I won’t lie; I did get some results from it. My winter body would melt away a bit and that would give me a few more months of doing what I want and eating what I want until the cycle would start again. But each year I did this I would add a few pounds to my average weight. To say I was unhealthy and naïve is an understatement.


I got out of the Navy in 2011 and it was a HUGE change for me. My life was turned upside down and honestly, I had no idea where I was going. I was lucky that the Navy brought me to the best man I could have ever wished for and we were married, living in Washington State. This was the first time in my life where I wasn’t doing anything to keep me active and the lifestyle I had begun creating in the Navy just got worse.


I did NOT eat good at all. There were a lot of dinners out where I was ordering the steak and the fries and the appetizers and desserts and drinking the fruity drinks that are just loaded with ‘fresh fruits.’ When we weren’t eating out I was barely cooking vegetables with meals or I was out at the bar drinking more drinks. And this time there was no rebound of fitness to fix what I did to my body for the last few months. It just kept going and months turned into years and pretty quickly I was a very unhappy person.


Instead of being a “yoyo dieter,” I was a “yoyo exerciser.” It took me a long time to figure out that what I was doing to my body was not good; that I was hurting myself and ultimately hurting the relationships I was creating with people around me. There were so many fights with my husband and fights with my family and cutting off friends because the person I wanted to fight was myself.

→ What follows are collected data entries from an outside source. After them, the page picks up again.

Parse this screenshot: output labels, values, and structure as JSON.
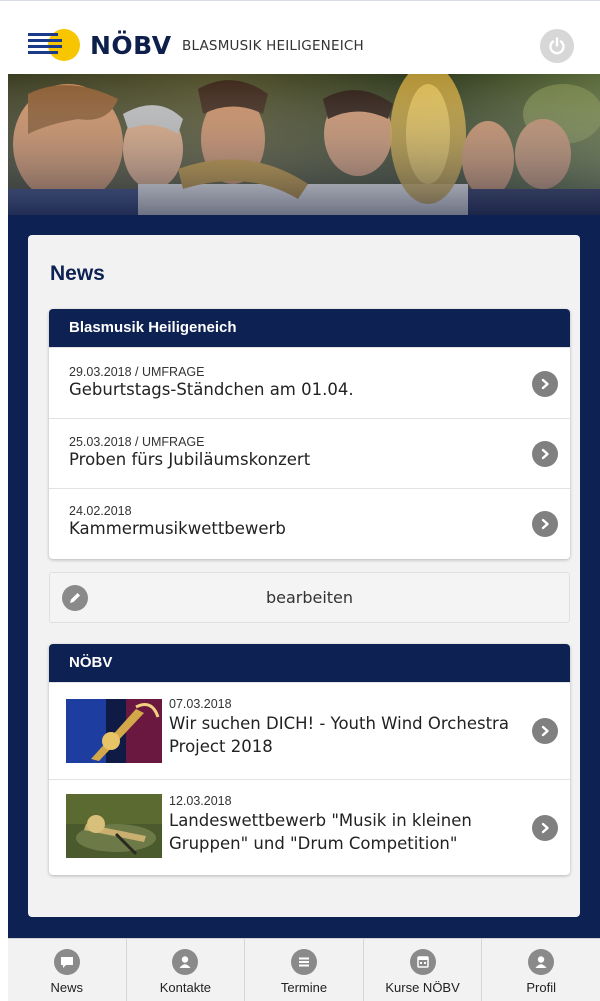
{
  "header": {
    "brand": "NÖBV",
    "subtitle": "BLASMUSIK HEILIGENEICH",
    "logo_colors": {
      "stripes": "#1b3a8a",
      "circle": "#f7c600"
    }
  },
  "banner": {
    "image": "brass-band-photo"
  },
  "news": {
    "title": "News",
    "local": {
      "heading": "Blasmusik Heiligeneich",
      "items": [
        {
          "meta": "29.03.2018 / UMFRAGE",
          "title": "Geburtstags-Ständchen am 01.04."
        },
        {
          "meta": "25.03.2018 / UMFRAGE",
          "title": "Proben fürs Jubiläumskonzert"
        },
        {
          "meta": "24.02.2018",
          "title": "Kammermusikwettbewerb"
        }
      ],
      "edit_label": "bearbeiten"
    },
    "noebv": {
      "heading": "NÖBV",
      "items": [
        {
          "meta": "07.03.2018",
          "title_line1": "Wir suchen DICH! - Youth Wind Orchestra",
          "title_line2": "Project 2018"
        },
        {
          "meta": "12.03.2018",
          "title_line1": "Landeswettbewerb \"Musik in kleinen",
          "title_line2": "Gruppen\" und \"Drum Competition\""
        }
      ]
    }
  },
  "nav": [
    {
      "label": "News",
      "icon": "speech-bubble-icon"
    },
    {
      "label": "Kontakte",
      "icon": "person-icon"
    },
    {
      "label": "Termine",
      "icon": "list-icon"
    },
    {
      "label": "Kurse NÖBV",
      "icon": "calendar-icon"
    },
    {
      "label": "Profil",
      "icon": "person-icon"
    }
  ],
  "colors": {
    "navy": "#0d2152",
    "panel_bg": "#f2f2f2",
    "icon_gray": "#808080"
  }
}
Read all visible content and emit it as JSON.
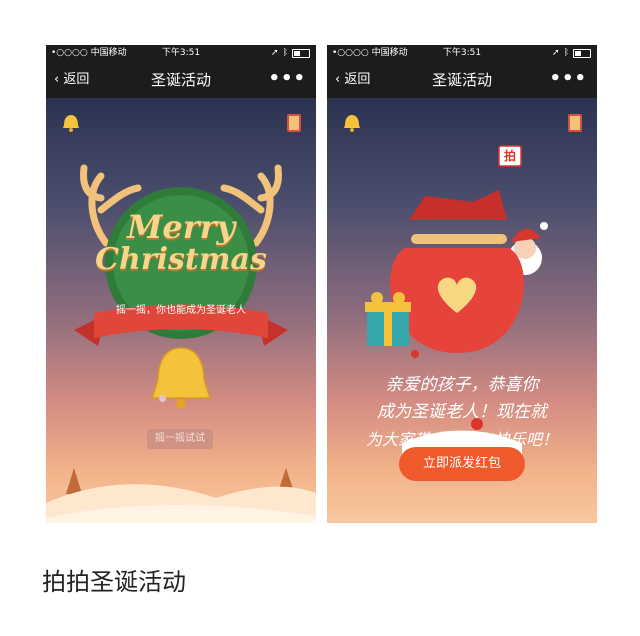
{
  "status_bar": {
    "carrier": "•○○○○ 中国移动",
    "time": "下午3:51"
  },
  "nav": {
    "back_label": "返回",
    "title": "圣诞活动",
    "more_label": "•••"
  },
  "left_screen": {
    "title_line1": "Merry",
    "title_line2": "Christmas",
    "ribbon_text": "摇一摇，你也能成为圣诞老人",
    "shake_button": "摇一摇试试"
  },
  "right_screen": {
    "tag_char": "拍",
    "greeting_lines": [
      "亲爱的孩子，恭喜你",
      "成为圣诞老人！现在就",
      "为大家带去希望与快乐吧！"
    ],
    "send_button": "立即派发红包"
  },
  "caption": "拍拍圣诞活动",
  "colors": {
    "nav_bg": "#1c1c1e",
    "accent_red": "#e0463a",
    "button_orange": "#ee5a2c",
    "gold": "#f4c33b"
  }
}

Luckily my wakeup call came when I nearly died giving birth to my daughter (and that’s a story for another time). Bringing her into this world and seeing how hard my body had to fight to do something that women have been doing since the beginning of time made me want to change my life. And not only that, but my daughter deserved to grow up with a healthy foundation for life and a healthy mom who could do things with her.


It wasn’t easy, but after nearly 6 years of working hard and learning and researching and testing out new things, I am finally at a place where I am proud of myself. I am so damn proud of the body I have created through GOOD food and CONSISTENT fitness.


I am proud of the relationships I have in my life. My husband and I rarely fight anymore and I think that is because I am no longer angry with myself and I no longer hate the body I am in. I don’t have to start a fight to keep myself from dealing with my own issues.


I appreciated that my daughter WANTS to workout with me. I love that she will create her own workout out of nowhere and will join in with me when I’m doing my own. She is the one that changed my life.


Fitness does so much more for you than just making you look good:


* I feel good.

* I LOVE MYSELF!

* I put more time and energy into my relationships.

* My family loves me more because I love myself more.


Where are you on your journey? Are you sitting where I was 7, 8, 9 years ago in a relationship with yourself that you aren’t proud of? Are you around where I was 5 years ago, getting close to hitting your goals and wondering what now? Are you finally learning to balance your life and be proud of yourself? I want to know: Where are you?